On pourrait transposer cette idée dans le domaine politique, dans le sens où son tragique particulier pourrait être, entre autres, la déception qu’impose la mesure formelle des institutions au « sentiment de puissance » associé à la participation et à l’agitation[4]. Voilà, en tous les cas, le problème au cœur de la philosophie politique : sur quoi fonder une critique rationnelle des institutions ? On trouve bien ce thème exploité dans la tragédie de Sophocle, Antigone, où le zèle excessif de Créon, dans sa défense de la raison d’État, est finalement condamné par le coryphée[5]. Quelque part entre le pessimisme politique du roi de Thèbes et la dévotion rituelle d’Antigone, entre la crispation du pouvoir et une forme de dionysisme débridé, comme l’antisémitisme pour Arendt et Sartre[6], ou l’ivresse criminelle chez Claudel[7], par exemple, il faut, à un moment ou à un autre, entre le malheur des uns, le plaisir des autres et la nécessité du gouvernement, parfois repenser les règles communes.
Sur ce problème, il s’en trouve plusieurs pour formuler des solutions définitives. On pense spontanément au marxisme, pour lequel les institutions doivent être organisées dans l’horizon de la pleine réalisation des désirs humains[8] et pour lequel la transformation du monde doit prendre le pas sur son interprétation. En fait, ce sont tous les « ismes » qui présentent un parti pris à l’égard de la façon dont on doit ordonner le monde. Dans ce contexte, les institutions sont conçues pour servir la « validité » de l’ordre préfiguré, pour reprendre l’expression de Weber[9].
Sans constituer directement une défense pour l’un ou l’autre de ces « ismes », le présent article veille à établir, grâce à la réflexion de divers auteurs, une certaine perspective sur l’ordre politique, condition d’une critique des institutions.
Le centre et la périphérie
Du mouvement, apollinien dirait-on, qui vise à désigner l’ordre du monde, on peut affirmer qu’il suppose un centre à partir duquel cet ordre se déploie, un noyau qui en permette l’articulation. C’est vrai pour le discours, pour l’idéologie, pour la vie… et ce l’est aussi pour la société.
En réfléchissant sur cette dernière, nous retenons un usage à géométrie variable qui répond de la définition suivante : la communauté considérée comme un tout organique.

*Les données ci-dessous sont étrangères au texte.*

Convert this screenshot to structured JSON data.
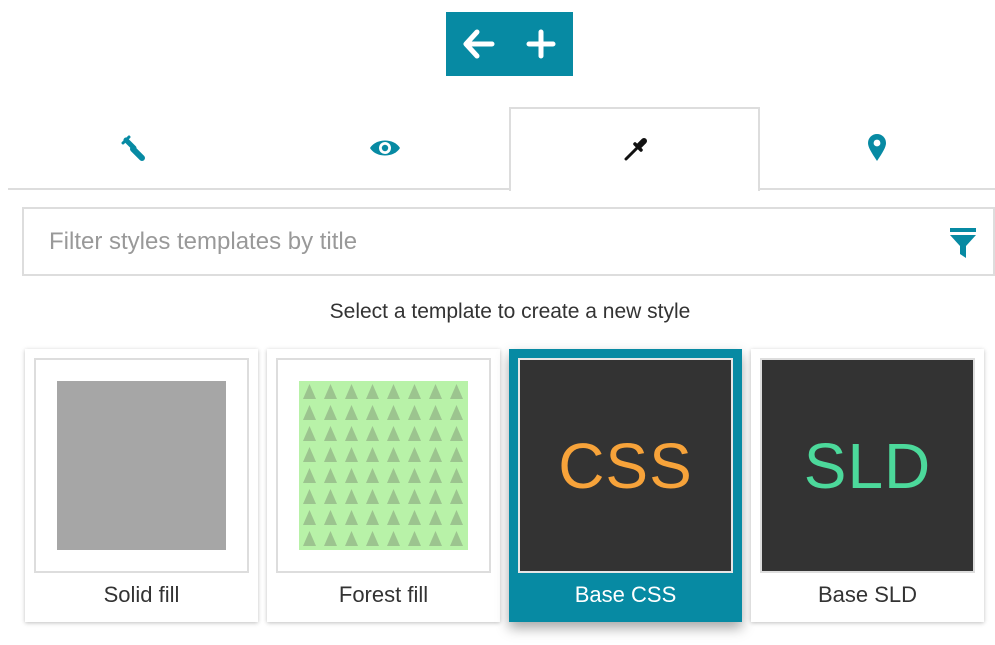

En fait, ce qui nous intéresse dans un premier temps n’est pas d’atteindre une définition toujours valable de ce qu’elle est, puisque de toute façon l’idée du tout précède son analyse, mais de réfléchir au rapport entre le centre et la périphérie, de façon générique, dans le domaine des relations sociales.
Il n’est pas non plus question ici d’une centralité géographique, bien qu’elle en soit une manifestation, mais davantage du centre comme phénomène symbolique et pratique constituant la structure des occupations, des rôles et de la déférence à l’intérieur d’un réseau d’institutions. C’est encore le sociologue Edward Shils qui l’exprime le mieux : « il s’agit d’un centre parce qu’il est en lien étroit avec ce que la société considère comme étant sacré ; il s’agit d’un centre parce le système de valeurs et de croyances est endossé par ceux qui dirigent la société[10] ». L’autorité du centre est coordonnée avec le système de valeurs et de croyances, ce qui confère à l’ordre social institué un caractère sacré qui commande soumission et obéissance. Le centre attire, par désir de créer, ou plutôt, de coordonner, de détenir une part de l’autorité qui suscite le sacré. Sinon, les membres de la société acceptent et reconnaissent normalement la « validité » de l’ordre.

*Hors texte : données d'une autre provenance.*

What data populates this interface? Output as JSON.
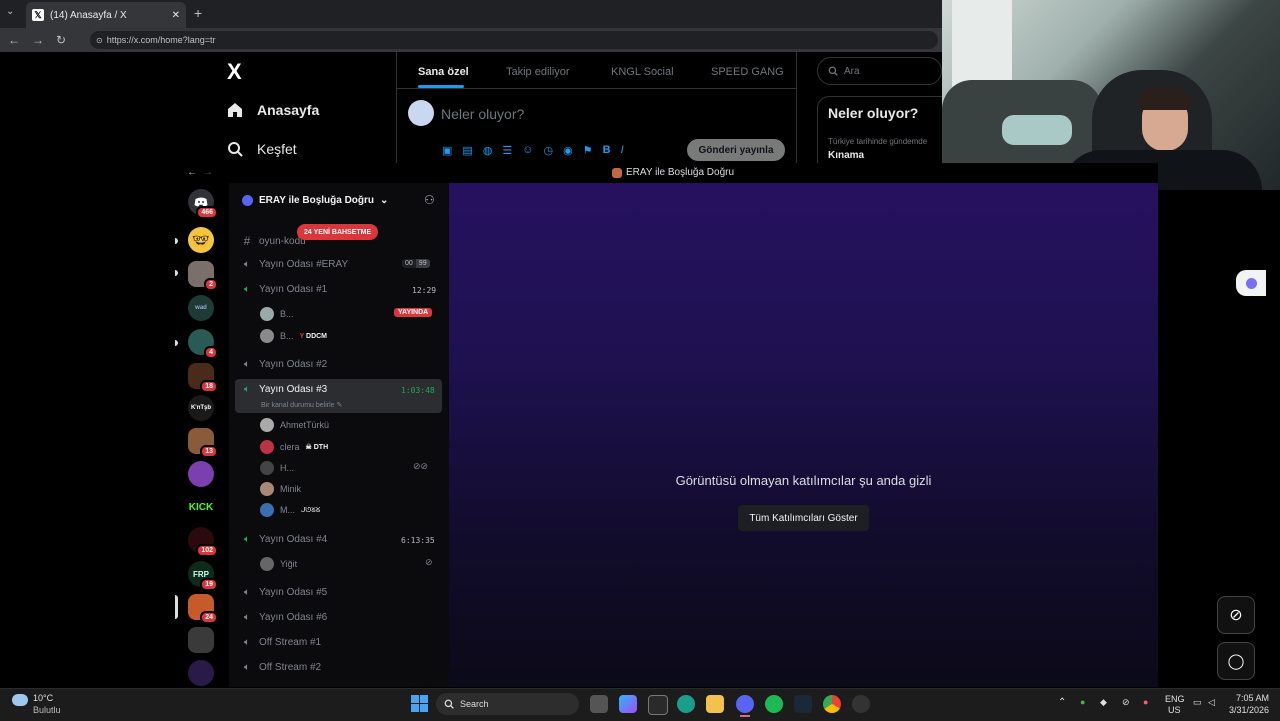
{
  "browser": {
    "tab_title": "(14) Anasayfa / X",
    "url": "https://x.com/home?lang=tr",
    "new_tab_glyph": "+",
    "close_glyph": "✕"
  },
  "twitter": {
    "logo": "X",
    "nav": [
      {
        "label": "Anasayfa",
        "icon": "home-icon"
      },
      {
        "label": "Keşfet",
        "icon": "search-icon"
      }
    ],
    "tabs": [
      "Sana özel",
      "Takip ediliyor",
      "KNGL Social",
      "SPEED GANG"
    ],
    "active_tab": "Sana özel",
    "compose_placeholder": "Neler oluyor?",
    "post_button": "Gönderi yayınla",
    "search_placeholder": "Ara",
    "trends_title": "Neler oluyor?",
    "trend_context": "Türkiye tarihinde gündemde",
    "trend_name": "Kınama",
    "accent": "#1d9bf0"
  },
  "discord": {
    "window_title": "ERAY ile Boşluğa Doğru",
    "server_name": "ERAY ile Boşluğa Doğru",
    "new_mentions_badge": "24 YENİ BAHSETME",
    "servers": [
      {
        "badge": "466",
        "kind": "discord"
      },
      {
        "badge": "",
        "kind": "emoji"
      },
      {
        "badge": "2",
        "kind": "image"
      },
      {
        "badge": "",
        "kind": "text",
        "text": "wad"
      },
      {
        "badge": "4",
        "kind": "image"
      },
      {
        "badge": "18",
        "kind": "image"
      },
      {
        "badge": "",
        "kind": "text",
        "text": "K'nTşb"
      },
      {
        "badge": "13",
        "kind": "image"
      },
      {
        "badge": "",
        "kind": "image"
      },
      {
        "badge": "",
        "kind": "kick",
        "text": "KICK"
      },
      {
        "badge": "102",
        "kind": "image"
      },
      {
        "badge": "19",
        "kind": "text",
        "text": "FRP"
      },
      {
        "badge": "24",
        "kind": "image"
      },
      {
        "badge": "",
        "kind": "image"
      },
      {
        "badge": "",
        "kind": "image"
      }
    ],
    "channels": {
      "text_channel": "oyun-kodu",
      "voice1": {
        "name": "Yayın Odası #ERAY",
        "counts": [
          "00",
          "99"
        ]
      },
      "voice2": {
        "name": "Yayın Odası #1",
        "time": "12:29",
        "live_badge": "YAYINDA",
        "members": [
          "B...",
          "B..."
        ],
        "member_tag": "DDCM"
      },
      "voice3": {
        "name": "Yayın Odası #2"
      },
      "voice4": {
        "name": "Yayın Odası #3",
        "time": "1:03:48",
        "status": "Bir kanal durumu belirle",
        "members": [
          "AhmetTürkü",
          "clera",
          "H...",
          "Minik",
          "M..."
        ],
        "member_tag": "DTH",
        "member_tag2": "ᒍᘎᘜᘜ"
      },
      "voice5": {
        "name": "Yayın Odası #4",
        "time": "6:13:35",
        "members": [
          "Yiğit"
        ]
      },
      "voice6": {
        "name": "Yayın Odası #5"
      },
      "voice7": {
        "name": "Yayın Odası #6"
      },
      "voice8": {
        "name": "Off Stream #1"
      },
      "voice9": {
        "name": "Off Stream #2"
      }
    },
    "stage": {
      "message": "Görüntüsü olmayan katılımcılar şu anda gizli",
      "show_all_button": "Tüm Katılımcıları Göster"
    }
  },
  "taskbar": {
    "weather_temp": "10°C",
    "weather_desc": "Bulutlu",
    "search_label": "Search",
    "lang_top": "ENG",
    "lang_bottom": "US",
    "time": "7:05 AM",
    "date": "3/31/2026"
  }
}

On doit admettre pourtant (qu’est-ce sinon que la « crise de l’autorité ?) que le sacré tend à disparaître, y compris son reste de dimension symbolique, dans les sociétés occidentales. C’est aujourd’hui un lieu commun. Néanmoins, l’ordre et le système de valeurs se sont maintenus, enracinés profondément dans le cœur des gens. La masse que nous formons est demeurée relativement disciplinée depuis l’avènement du monde moderne. Pour certains, les crises sociales que l’on voit poindre un peu partout, ici, en Amérique et en Europe, laissent entrevoir ce paradoxe. L’ordre existant ne tiendrait qu’à un fil. D’autre part, la créativité, le côté ludique et festif des nouvelles formes de la contestation font croire à une sorte de résurgence du dionysien. Peut-être aussi que la centralité se retire au profit d’une valorisation de la vie en périphérie, de l’existence marginale. Cependant, comme l’indique Shils, « chez les plus sensibles, les plus alertes, la distance vécue par rapport au centre […] s’accompagne de la conscience très vive d’être “en dehors”, du sentiment douloureux d’être exclu de la zone vitale qui entoure le centre de la société (vecteur du “centre de l’univers”)[11] ». Même si le marginal doué s’assume en tant que paria, le style de vie caractéristique de cette zone vitale exerce constamment une fascination et une influence sur lui.
Le saint et le sacré
Le sacré échappe donc à la périphérie. Elle est en quelque sorte le terreau dionysien du politique, le lieu d’où surgissent les prophètes. La vie n’y est pas pénétrée de l’ordre immanent que diffusent les institutions. On y attend la transcendance, la sainteté. On peut dire d’elle qu’elle n’a pas d’histoire, sauf une : celle qui témoigne de son émergence en un centre autonome. Le récit exemplaire de ce destin heureux se trouve en filigrane dans le texte où converge une part importante de l’humanité, celui de l’histoire biblique. L’étude critique que propose Mario Liverani dans son ouvrage La Bible et l’invention de l’histoire permet de mieux comprendre la constitution de l’ordre, des institutions et du sacré à partir de l’expérience originelle du peuple juif, dans son rapport à la centralité palatiale.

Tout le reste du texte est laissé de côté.